Я оставил Марину в Сен-Клу. Ее щеки были прохладными и нежными. Попроси она меня об этом час назад, я, чтобы поскорее от нее отделаться, позволил бы ей вернуться поездом. Но час истек. Мое желание вновь обрело силы, я ничего не мог с ним поделать. Оно вливало в мои вены свой сладкий яд, свои свежие гормоны. Оно вызывало во мне прилив дешевой нежности, исступление пьяницы, который, перевозбудившись, пристает с разговорами к прохожим. Я выпалил: – Мне нужно вернуться. Меня ждут. До встречи. Улицы были пусты. Голова гудела от лихорадки. Разочарование и вновь поднявшееся желание так перемешались друг с другом, что у меня заболел желудок. Я уже не вполне понимал, где нахожусь. Я обманул Ирэн, но из-за какой-то странной путаницы именно я чувствовал себя брошенным. Ирэн не узнает, что я ее обманул. Но любовь, которую, как мне казалось, я к ней испытывал и которой я был увлечен даже больше, чем самой Ирэн, была обманута и знала об этом. Она горевала невесть в каком темном тайнике моей совести, и ее голос, подобно голосу воющей на луну собаки, напоминал скорее о страшном предательстве, жертвой которого я мог быть, чем о том незначительном, автором которого я являлся. Эти жалобы, понятые мною как дурное предзнаменование, связывали воедино судьбу моей любовницы и мою собственную и заставляли меня смутно предвидеть неверность Ирэн как результат моей собственной неверности. И поскольку, в сущности, я не испытывал настоящего угрызения совести, моя вина казалась мне легкой и я думал, что так же к ней, вероятно, отнеслась бы и Ирэн. С какой же легкостью отныне она сможет меня обманывать!
Через стены я слышал звуки радио, включенного у Лакостов: «Погода хорошая, к вечеру – немного облачно».
Я прочистил горло, оно больше не болело. Небо, разукрашенное круглыми облаками, казалось веселым. Я засмеялся один в своей спальне. Бедная милая Марина! Я вновь увидел, как она раздевается в отеле Фонтенбло с разочарованным видом девочки, ложащейся рано спать, потому что мать запретила ей пойти в кино. Милая Марина, с тонкими блестящими бровями и превосходной грудью, кончики которой бывают видны, только если ей становится холодно (и тогда она смотрит на них, словно спрашивая, что же такое происходит). Несмотря ни на что, мне не терпелось увидеть ее вновь.
Я поехал к ней в конце дня. Она только что вернулась с работы. Она велела подняться к ней в спальню и принесла мне туда кофе.
– Один кусочек сахара или два?
– Только один. Знаешь, о чем я подумал сегодня утром?

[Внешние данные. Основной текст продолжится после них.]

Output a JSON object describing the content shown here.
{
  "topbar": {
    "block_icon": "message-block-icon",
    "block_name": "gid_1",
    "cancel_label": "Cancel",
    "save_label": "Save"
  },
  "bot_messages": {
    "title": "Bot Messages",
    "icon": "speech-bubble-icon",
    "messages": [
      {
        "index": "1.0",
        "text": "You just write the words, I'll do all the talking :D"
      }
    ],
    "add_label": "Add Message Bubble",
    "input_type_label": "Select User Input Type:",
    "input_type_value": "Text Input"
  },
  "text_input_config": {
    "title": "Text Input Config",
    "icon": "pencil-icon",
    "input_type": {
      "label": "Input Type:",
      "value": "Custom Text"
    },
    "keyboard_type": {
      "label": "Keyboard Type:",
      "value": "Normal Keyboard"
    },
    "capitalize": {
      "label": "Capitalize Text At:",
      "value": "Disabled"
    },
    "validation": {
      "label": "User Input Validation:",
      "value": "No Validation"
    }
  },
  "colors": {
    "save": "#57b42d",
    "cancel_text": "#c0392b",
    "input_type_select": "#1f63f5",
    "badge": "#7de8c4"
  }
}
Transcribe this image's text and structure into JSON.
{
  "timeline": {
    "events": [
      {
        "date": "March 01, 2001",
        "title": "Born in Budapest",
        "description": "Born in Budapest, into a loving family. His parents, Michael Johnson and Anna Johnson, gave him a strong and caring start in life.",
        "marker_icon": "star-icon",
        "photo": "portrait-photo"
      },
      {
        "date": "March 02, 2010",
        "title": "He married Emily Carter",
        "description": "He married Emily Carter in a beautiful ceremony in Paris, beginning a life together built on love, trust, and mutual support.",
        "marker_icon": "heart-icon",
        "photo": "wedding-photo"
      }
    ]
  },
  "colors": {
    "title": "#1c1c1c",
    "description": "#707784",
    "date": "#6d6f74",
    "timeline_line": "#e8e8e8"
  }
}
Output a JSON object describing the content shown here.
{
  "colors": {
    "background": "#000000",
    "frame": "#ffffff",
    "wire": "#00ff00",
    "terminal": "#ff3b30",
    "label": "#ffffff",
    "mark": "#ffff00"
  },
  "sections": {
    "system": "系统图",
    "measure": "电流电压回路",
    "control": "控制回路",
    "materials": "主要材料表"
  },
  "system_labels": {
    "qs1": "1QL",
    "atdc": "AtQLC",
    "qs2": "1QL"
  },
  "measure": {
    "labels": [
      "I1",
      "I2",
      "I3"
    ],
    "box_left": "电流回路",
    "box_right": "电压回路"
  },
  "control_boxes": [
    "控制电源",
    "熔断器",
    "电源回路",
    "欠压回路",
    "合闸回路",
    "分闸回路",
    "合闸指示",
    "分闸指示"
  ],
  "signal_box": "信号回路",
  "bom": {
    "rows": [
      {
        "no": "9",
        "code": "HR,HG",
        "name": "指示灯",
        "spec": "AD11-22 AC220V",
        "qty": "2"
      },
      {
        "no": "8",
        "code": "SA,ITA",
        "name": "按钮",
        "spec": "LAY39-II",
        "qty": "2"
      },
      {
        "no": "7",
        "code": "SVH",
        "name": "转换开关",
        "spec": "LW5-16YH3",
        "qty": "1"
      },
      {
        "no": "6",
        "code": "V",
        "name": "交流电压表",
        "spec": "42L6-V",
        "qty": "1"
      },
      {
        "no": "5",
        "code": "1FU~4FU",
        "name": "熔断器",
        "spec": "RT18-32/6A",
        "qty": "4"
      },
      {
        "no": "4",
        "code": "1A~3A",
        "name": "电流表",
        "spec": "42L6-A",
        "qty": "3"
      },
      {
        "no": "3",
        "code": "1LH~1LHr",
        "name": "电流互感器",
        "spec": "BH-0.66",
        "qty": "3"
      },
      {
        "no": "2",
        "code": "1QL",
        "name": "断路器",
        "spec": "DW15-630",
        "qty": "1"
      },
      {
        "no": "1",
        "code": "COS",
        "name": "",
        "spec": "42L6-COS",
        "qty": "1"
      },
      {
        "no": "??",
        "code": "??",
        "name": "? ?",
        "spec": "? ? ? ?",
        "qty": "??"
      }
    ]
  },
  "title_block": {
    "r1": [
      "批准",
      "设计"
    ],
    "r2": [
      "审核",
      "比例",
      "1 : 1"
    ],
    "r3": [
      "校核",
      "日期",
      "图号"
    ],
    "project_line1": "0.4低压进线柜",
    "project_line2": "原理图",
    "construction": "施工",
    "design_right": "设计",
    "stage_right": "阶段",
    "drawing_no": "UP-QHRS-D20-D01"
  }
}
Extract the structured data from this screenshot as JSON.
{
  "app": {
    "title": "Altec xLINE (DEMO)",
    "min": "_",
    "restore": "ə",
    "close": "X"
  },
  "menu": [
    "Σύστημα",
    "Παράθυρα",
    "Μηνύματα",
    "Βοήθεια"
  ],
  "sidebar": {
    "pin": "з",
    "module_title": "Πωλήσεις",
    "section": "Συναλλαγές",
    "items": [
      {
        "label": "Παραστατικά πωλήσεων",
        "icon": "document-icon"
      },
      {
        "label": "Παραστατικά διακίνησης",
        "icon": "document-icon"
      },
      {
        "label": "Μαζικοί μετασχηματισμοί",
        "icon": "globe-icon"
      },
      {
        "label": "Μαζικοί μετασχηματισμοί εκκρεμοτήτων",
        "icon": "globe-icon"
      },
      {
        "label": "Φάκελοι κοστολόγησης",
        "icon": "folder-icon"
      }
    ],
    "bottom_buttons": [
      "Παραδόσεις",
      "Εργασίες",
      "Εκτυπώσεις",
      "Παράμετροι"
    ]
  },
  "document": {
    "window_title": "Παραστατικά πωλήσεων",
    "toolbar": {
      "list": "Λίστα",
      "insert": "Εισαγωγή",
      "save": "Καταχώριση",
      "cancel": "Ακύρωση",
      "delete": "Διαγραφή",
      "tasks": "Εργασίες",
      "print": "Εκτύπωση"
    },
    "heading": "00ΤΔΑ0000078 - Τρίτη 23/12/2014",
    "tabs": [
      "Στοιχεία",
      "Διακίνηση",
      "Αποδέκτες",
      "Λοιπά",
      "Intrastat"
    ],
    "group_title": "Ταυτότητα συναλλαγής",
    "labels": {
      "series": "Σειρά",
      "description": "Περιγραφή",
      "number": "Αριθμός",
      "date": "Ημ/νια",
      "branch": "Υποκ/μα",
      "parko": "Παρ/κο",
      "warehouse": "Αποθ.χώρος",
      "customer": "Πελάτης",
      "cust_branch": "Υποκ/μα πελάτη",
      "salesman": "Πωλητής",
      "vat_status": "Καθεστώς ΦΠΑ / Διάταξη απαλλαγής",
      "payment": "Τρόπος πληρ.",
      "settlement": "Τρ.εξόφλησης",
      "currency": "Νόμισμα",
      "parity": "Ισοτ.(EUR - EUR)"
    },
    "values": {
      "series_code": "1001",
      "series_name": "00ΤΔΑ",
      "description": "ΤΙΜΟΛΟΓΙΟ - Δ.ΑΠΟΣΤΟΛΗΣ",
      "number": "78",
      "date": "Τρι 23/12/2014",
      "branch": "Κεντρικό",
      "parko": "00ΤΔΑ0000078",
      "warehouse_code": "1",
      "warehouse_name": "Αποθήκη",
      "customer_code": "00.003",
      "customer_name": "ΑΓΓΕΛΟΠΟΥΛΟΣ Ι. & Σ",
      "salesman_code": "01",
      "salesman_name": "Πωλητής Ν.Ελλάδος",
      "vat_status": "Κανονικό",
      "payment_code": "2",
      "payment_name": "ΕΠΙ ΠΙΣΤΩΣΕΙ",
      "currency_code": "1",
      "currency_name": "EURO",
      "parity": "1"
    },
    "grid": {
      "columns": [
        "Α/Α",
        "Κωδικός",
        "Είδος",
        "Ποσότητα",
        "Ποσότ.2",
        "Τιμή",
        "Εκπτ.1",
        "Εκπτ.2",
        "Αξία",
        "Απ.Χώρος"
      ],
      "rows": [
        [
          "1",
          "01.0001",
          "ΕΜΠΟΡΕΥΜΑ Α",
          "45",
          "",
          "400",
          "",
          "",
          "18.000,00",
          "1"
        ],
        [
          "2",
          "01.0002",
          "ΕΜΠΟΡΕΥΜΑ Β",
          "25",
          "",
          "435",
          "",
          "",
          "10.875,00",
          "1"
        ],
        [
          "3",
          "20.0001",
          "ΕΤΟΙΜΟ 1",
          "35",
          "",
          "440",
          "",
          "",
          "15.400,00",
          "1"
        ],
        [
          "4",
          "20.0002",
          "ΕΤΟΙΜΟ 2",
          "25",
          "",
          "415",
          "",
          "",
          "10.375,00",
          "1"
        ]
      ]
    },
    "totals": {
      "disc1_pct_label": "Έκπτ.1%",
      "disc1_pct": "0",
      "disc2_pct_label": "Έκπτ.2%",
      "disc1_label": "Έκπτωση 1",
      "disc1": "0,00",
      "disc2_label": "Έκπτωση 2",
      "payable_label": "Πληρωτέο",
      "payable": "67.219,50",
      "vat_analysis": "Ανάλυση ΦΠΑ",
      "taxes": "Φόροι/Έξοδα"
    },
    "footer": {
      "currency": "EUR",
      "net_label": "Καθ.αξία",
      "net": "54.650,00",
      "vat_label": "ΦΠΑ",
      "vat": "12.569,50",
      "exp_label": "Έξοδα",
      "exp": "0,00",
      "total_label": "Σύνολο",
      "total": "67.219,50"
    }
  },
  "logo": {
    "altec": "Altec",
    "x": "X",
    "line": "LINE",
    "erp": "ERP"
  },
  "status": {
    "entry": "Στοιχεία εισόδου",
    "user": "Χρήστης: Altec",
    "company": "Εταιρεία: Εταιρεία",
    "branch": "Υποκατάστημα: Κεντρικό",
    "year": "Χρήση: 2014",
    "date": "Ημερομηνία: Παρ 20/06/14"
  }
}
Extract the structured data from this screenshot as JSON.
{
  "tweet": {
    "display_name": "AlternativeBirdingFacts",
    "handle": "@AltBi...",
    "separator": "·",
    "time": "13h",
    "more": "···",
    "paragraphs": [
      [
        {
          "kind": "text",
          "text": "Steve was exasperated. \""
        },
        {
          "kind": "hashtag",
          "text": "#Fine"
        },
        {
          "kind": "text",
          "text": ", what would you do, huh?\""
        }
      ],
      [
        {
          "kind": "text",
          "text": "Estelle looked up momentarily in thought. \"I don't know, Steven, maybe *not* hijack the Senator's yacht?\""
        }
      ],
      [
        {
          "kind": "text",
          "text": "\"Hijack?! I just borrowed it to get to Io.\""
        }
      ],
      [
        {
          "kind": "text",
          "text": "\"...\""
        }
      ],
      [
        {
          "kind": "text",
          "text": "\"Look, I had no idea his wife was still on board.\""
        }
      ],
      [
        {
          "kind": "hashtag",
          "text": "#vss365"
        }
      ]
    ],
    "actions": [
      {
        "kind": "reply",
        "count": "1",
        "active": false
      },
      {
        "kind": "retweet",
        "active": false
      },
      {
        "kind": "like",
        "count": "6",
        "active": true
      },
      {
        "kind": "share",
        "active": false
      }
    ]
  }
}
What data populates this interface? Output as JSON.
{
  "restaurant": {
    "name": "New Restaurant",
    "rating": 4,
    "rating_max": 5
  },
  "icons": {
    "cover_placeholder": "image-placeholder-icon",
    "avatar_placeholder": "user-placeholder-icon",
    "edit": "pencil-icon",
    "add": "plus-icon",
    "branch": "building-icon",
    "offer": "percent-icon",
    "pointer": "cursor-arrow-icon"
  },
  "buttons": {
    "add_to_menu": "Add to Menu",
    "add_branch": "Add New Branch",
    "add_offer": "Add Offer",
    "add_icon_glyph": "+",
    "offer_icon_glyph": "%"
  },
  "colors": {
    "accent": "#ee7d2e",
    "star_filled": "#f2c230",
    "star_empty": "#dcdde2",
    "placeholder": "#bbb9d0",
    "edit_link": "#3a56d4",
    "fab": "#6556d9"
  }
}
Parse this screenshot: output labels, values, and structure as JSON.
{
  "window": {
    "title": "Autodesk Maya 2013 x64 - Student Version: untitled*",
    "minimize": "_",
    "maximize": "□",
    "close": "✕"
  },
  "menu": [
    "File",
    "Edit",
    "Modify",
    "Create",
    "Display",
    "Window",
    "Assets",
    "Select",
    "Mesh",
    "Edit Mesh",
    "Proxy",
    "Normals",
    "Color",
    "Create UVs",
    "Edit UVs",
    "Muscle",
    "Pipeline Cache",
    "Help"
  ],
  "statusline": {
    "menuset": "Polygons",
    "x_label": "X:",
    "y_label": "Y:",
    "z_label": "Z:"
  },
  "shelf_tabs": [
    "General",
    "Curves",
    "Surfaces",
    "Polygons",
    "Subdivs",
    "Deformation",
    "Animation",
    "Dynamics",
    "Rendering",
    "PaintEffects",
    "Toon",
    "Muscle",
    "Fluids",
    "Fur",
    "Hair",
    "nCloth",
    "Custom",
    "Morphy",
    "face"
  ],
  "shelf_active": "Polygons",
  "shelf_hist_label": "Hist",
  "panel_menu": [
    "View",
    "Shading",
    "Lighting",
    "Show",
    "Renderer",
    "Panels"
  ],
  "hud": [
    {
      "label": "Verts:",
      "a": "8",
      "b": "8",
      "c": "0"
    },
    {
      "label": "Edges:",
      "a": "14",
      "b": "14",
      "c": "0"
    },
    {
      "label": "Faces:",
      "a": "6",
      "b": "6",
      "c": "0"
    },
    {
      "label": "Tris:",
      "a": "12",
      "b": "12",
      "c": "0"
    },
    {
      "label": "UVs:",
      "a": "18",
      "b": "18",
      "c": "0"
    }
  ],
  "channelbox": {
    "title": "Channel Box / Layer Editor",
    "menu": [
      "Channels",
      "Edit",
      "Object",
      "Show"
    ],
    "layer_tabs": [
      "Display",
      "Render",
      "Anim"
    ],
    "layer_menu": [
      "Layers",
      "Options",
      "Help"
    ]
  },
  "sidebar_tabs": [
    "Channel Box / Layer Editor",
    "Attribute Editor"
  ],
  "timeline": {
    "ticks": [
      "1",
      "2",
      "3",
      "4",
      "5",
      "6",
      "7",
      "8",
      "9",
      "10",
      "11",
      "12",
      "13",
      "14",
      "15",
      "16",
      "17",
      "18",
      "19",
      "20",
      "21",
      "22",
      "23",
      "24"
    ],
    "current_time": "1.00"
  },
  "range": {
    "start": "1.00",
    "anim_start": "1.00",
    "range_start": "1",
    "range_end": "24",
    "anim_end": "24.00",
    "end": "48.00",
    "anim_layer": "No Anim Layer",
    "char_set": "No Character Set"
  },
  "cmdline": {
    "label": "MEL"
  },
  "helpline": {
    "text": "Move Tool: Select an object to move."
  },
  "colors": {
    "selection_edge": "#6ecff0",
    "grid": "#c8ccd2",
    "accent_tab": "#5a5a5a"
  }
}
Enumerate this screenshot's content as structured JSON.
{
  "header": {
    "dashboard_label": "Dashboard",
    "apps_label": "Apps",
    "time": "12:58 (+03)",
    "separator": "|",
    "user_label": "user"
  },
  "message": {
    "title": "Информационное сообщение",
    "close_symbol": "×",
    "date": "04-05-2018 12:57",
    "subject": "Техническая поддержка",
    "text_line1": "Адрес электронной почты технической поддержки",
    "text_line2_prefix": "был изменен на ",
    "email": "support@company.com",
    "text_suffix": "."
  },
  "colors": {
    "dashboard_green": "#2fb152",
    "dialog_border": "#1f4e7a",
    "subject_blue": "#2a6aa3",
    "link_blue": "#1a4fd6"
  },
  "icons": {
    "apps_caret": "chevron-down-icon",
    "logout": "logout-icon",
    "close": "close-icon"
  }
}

Она встала и исчезла в ванной комнате.
– Я тебя слушаю. И о чем же ты подумал? Я заговорил громче.
– Я сказал себе, как грустно видеть, что такая красивая девушка, как ты, безразлична к наслаждениям любви.
Она вернулась, в руке у нее была махровая рукавица, на лице – следы мыла.
– К чему безразлична?
– К любви.
– Продолжай, я тебя слушаю.
– Я подумал, что при соответствующем лечении – с каплями и уколами – дела могли бы пойти на лад.
Она исчезла. Чуть погодя вернулась, ее щеки были розовыми и блестели.
– Так что ты говорил? Капли, уколы…
Она скользнула в рукава свежей блузки, должно быть приятно пахнущей утюгом.
– Это очень важно – то, что я тебе сейчас говорю.
Она села перед зеркалом шкафа, зажала свою заколку между зубами и легкими движениями пальцев переплела косу. Потом заставила меня растянуться на кровати и легла на меня сверху; она сказала, что счастлива.
– А ты?
– Я тоже. Но нужно что-то решить с этим лечением.
– А это правда полезно?
Вопрос меня обескуражил. Как ей объяснить, что мы с ней живем в двух разных мирах и что у нас нет ни малейшего шанса соединиться, пока она фригидна. С таким же успехом я мог бы разъяснять слепому от рождения, что такое закат солнца на море. Она меня слушала, следя за логической нитью, связующей одну фразу с другой. Но главный смысл моих слов от нее ускользал, и ее неспособность представить себе удовольствие – поскольку если бы она могла его представить, то могла бы и испытать – отделяла реальность от той цели, что я перед ней ставил. И я тем лучше понимал ее непонимание, что сам был не способен объяснить словами инстинкт, который вне личного опыта остается чистой абстракцией.